A new wave of cyberattacks is making headlines, with researchers linking a campaign called ShadowSilk to espionage operations against government organizations across Central Asia and the Asia-Pacific region. The findings, recently published by Group-IB with support from CERT-KG, highlight the growing sophistication of this threat actor.
A Campaign with Familiar Roots
The ShadowSilk activity has been ongoing since 2023 and was still active as of July 2025. Analysts point to overlaps with the tactics of the previously identified YoroTrooper group, but emphasize that ShadowSilk has evolved into a distinct operation with new infrastructure, advanced tooling, and signs of a dual operator base involving both Russian- and Chinese-speaking actors.
So far, at least 35 government entities have been identified as victims. The attackers’ primary objective remains data theft, with stolen information surfacing for sale on dark web forums.
Tools and Techniques
ShadowSilk leverages a diverse toolkit that combines both purchased and custom-built resources:
- Telegram bots serve as a command-and-control (C2) channel, allowing attackers to send instructions, steal data, and mask their activities as normal messaging traffic.
- Phishing campaigns deliver password-protected archives to lure victims into executing malicious payloads.
- Once compromised, infected systems are managed through underground web panels like JRAT and Morf Project.
- Attackers then deploy advanced frameworks such as Cobalt Strike and Metasploit to expand control, harvest credentials, and ensure persistence.
Russian and Chinese Links
Forensic evidence revealed indicators of both Russian and Chinese involvement:
- Russian-speaking operators were identified through command-line typos and the use of Russian keyboard layouts.
- Chinese-speaking operators were linked through workstation screenshots showing Chinese-language vulnerability tools and browsing activity targeting Central Asian government domains.

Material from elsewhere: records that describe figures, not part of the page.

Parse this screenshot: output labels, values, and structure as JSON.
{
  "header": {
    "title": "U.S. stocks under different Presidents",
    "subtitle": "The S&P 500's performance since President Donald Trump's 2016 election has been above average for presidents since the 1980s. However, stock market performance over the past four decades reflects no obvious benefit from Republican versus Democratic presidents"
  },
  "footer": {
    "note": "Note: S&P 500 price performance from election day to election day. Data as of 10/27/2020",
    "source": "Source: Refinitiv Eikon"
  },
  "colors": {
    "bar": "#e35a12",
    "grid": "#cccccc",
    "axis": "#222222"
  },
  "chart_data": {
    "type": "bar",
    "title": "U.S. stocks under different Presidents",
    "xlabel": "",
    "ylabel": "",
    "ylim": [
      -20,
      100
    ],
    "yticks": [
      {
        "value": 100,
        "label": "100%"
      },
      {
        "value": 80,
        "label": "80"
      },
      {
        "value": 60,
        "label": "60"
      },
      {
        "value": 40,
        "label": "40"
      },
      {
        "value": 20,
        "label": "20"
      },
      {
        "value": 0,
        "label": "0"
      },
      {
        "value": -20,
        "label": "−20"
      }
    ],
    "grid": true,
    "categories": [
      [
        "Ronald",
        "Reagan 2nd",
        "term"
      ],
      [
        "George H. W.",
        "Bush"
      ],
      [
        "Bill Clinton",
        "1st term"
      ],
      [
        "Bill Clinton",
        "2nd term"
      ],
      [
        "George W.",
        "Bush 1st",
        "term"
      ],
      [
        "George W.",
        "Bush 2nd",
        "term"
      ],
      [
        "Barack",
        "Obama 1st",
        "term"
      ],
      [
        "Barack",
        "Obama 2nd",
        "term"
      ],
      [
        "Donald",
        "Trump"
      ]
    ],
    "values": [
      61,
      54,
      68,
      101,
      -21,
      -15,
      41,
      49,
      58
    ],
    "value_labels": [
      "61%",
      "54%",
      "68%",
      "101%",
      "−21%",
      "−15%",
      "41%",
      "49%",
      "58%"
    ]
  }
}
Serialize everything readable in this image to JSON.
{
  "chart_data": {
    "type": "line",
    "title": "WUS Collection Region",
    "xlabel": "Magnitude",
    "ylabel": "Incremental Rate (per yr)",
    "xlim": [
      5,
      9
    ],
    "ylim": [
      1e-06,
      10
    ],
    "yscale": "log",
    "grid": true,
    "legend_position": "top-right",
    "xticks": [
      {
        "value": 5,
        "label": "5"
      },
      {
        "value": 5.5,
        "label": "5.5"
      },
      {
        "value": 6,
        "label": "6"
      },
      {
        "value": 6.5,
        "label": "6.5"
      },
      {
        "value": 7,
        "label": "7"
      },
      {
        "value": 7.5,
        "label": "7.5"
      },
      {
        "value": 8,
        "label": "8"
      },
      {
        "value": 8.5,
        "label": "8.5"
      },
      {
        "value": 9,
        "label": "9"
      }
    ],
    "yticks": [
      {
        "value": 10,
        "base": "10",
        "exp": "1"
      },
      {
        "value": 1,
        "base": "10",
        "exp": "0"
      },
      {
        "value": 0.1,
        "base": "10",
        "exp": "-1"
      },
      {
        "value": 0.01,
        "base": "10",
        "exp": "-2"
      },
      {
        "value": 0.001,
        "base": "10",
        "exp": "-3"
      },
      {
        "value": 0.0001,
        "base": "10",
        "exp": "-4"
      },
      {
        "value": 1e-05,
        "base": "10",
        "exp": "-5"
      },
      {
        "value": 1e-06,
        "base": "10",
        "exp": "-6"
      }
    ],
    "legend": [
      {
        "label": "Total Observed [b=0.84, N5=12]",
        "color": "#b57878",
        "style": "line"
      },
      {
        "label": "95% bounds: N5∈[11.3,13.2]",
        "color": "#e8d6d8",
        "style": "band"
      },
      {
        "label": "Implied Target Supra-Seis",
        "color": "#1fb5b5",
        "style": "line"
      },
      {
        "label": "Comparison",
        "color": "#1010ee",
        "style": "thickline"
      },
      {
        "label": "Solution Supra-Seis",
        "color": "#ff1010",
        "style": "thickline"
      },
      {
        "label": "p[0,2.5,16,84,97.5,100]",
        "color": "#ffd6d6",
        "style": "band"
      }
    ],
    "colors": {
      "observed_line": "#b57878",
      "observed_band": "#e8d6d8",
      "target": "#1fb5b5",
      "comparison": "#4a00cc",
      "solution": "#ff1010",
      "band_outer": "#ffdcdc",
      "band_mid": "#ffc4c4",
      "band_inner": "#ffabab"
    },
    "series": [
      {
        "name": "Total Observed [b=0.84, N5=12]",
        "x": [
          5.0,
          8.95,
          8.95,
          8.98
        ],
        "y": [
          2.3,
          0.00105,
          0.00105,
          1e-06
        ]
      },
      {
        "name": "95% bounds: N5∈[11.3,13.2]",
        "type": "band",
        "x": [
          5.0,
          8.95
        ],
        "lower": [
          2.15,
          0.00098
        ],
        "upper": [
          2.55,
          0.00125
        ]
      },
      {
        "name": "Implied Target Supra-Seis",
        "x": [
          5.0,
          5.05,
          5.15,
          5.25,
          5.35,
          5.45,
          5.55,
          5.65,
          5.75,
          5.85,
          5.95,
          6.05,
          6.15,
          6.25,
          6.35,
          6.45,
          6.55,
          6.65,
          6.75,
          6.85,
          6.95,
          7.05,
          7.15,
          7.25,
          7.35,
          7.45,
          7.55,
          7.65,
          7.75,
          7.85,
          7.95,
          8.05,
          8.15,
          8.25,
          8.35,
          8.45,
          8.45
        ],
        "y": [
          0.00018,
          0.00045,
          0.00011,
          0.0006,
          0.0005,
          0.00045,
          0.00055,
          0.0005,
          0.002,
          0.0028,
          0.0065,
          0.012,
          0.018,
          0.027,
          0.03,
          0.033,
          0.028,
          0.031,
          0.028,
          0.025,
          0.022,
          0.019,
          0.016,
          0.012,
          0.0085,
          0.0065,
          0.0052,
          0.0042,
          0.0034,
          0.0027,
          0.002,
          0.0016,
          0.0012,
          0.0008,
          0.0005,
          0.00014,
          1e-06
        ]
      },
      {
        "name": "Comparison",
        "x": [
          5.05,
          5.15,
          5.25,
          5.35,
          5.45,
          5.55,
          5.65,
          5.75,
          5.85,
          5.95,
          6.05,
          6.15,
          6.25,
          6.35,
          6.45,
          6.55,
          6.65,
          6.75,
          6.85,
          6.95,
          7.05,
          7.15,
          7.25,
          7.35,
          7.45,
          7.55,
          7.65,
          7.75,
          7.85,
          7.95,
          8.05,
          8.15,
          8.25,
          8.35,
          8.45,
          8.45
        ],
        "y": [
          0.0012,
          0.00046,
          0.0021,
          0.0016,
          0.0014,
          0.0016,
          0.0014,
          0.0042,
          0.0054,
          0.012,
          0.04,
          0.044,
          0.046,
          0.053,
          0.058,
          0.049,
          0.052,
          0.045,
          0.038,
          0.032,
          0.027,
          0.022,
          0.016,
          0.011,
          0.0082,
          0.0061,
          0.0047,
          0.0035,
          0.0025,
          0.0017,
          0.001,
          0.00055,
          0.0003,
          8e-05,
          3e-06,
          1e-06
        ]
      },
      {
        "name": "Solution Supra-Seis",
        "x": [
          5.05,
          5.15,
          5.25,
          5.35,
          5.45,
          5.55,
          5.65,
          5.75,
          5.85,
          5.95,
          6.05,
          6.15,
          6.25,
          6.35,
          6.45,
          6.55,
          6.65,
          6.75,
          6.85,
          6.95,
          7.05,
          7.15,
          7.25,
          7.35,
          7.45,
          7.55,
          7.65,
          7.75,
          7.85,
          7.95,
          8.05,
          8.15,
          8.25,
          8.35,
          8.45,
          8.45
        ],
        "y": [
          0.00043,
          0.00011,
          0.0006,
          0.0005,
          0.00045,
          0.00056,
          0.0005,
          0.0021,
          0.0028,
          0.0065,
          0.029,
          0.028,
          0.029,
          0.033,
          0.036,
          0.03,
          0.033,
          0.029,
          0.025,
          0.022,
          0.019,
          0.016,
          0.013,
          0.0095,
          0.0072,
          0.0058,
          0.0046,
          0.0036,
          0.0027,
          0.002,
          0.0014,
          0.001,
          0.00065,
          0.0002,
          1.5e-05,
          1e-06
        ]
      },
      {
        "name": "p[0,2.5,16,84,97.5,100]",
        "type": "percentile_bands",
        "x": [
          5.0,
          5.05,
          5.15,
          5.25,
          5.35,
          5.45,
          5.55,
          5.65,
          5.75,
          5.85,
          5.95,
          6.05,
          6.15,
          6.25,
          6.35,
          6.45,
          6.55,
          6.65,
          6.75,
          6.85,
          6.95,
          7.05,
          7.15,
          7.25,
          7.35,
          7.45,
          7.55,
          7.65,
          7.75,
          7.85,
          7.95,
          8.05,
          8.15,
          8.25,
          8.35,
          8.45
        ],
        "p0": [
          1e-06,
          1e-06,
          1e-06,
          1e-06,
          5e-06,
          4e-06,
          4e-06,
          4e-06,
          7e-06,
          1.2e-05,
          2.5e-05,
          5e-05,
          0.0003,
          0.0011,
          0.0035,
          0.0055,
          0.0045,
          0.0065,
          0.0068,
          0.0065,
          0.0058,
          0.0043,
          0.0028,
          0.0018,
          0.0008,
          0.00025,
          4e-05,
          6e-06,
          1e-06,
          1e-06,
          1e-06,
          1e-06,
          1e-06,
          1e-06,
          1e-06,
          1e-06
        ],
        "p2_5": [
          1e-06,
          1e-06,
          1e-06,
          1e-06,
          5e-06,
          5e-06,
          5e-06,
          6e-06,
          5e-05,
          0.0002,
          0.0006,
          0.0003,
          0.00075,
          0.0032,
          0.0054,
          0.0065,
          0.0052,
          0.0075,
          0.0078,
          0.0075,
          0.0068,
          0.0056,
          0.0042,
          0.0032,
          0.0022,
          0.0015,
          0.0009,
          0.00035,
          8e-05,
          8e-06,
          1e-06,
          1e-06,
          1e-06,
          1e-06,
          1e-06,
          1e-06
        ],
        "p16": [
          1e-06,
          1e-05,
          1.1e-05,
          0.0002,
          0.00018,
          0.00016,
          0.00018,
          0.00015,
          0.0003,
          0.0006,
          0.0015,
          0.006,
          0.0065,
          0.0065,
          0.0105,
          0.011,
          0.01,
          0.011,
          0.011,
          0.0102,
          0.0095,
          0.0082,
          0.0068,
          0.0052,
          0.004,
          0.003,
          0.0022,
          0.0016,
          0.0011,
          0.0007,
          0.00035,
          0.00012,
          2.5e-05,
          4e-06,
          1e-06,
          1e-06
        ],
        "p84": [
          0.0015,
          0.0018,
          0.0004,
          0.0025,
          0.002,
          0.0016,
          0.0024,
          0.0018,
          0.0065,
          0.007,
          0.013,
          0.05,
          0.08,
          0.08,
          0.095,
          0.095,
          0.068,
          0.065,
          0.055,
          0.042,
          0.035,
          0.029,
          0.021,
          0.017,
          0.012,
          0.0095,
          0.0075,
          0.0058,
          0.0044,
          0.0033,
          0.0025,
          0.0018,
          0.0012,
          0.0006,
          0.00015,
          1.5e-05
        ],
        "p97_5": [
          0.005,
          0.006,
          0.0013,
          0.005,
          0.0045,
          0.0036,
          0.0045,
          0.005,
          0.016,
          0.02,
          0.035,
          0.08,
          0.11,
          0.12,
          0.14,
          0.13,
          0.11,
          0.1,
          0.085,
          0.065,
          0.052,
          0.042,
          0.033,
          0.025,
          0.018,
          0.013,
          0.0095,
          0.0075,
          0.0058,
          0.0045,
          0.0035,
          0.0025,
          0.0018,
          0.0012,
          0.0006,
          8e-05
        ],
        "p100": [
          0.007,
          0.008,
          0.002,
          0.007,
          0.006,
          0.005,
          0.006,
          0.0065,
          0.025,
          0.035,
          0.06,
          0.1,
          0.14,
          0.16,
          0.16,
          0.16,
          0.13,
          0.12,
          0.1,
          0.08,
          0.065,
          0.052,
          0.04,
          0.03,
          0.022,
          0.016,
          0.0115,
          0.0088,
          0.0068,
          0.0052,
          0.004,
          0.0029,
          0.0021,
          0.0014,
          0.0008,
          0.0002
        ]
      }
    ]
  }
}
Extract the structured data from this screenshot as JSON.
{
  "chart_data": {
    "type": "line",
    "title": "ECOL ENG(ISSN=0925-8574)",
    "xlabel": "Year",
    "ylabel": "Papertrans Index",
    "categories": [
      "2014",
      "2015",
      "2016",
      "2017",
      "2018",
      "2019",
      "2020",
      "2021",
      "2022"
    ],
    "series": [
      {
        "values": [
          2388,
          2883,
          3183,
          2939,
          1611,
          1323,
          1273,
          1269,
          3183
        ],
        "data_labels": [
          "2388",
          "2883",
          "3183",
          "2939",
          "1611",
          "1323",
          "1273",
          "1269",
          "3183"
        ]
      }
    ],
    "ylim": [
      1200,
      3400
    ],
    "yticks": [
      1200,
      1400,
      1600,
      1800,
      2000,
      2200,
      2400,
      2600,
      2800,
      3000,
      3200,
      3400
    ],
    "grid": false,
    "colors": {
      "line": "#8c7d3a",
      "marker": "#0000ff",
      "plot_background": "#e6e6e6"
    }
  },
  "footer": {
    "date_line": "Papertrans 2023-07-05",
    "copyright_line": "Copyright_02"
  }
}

Together, these findings suggest that ShadowSilk is not just a continuation of YoroTrooper, but rather a new threat cluster with shared lineage.
Ongoing Risks
“ShadowSilk continues to prioritize the government sector across Central Asia and the broader APAC region,” Group-IB researchers noted, stressing the need for ongoing monitoring to prevent long-term compromise and sensitive data leaks.
Security Recommendations
To defend against threats like ShadowSilk, experts recommend:
- Implementing robust email security to block spear-phishing attempts.
- Monitoring for misuse of legitimate system commands and tools that attackers often repurpose.
- Enforcing application whitelisting, regular patch management, and deploying high-fidelity MXDR analytics fine-tuned to detect known malware artifacts.
- Conducting proactive threat hunting to uncover stealthy attacks that bypass automated defenses.
- Actively monitoring the dark web and other data leak sources to stay ahead of potential exposure.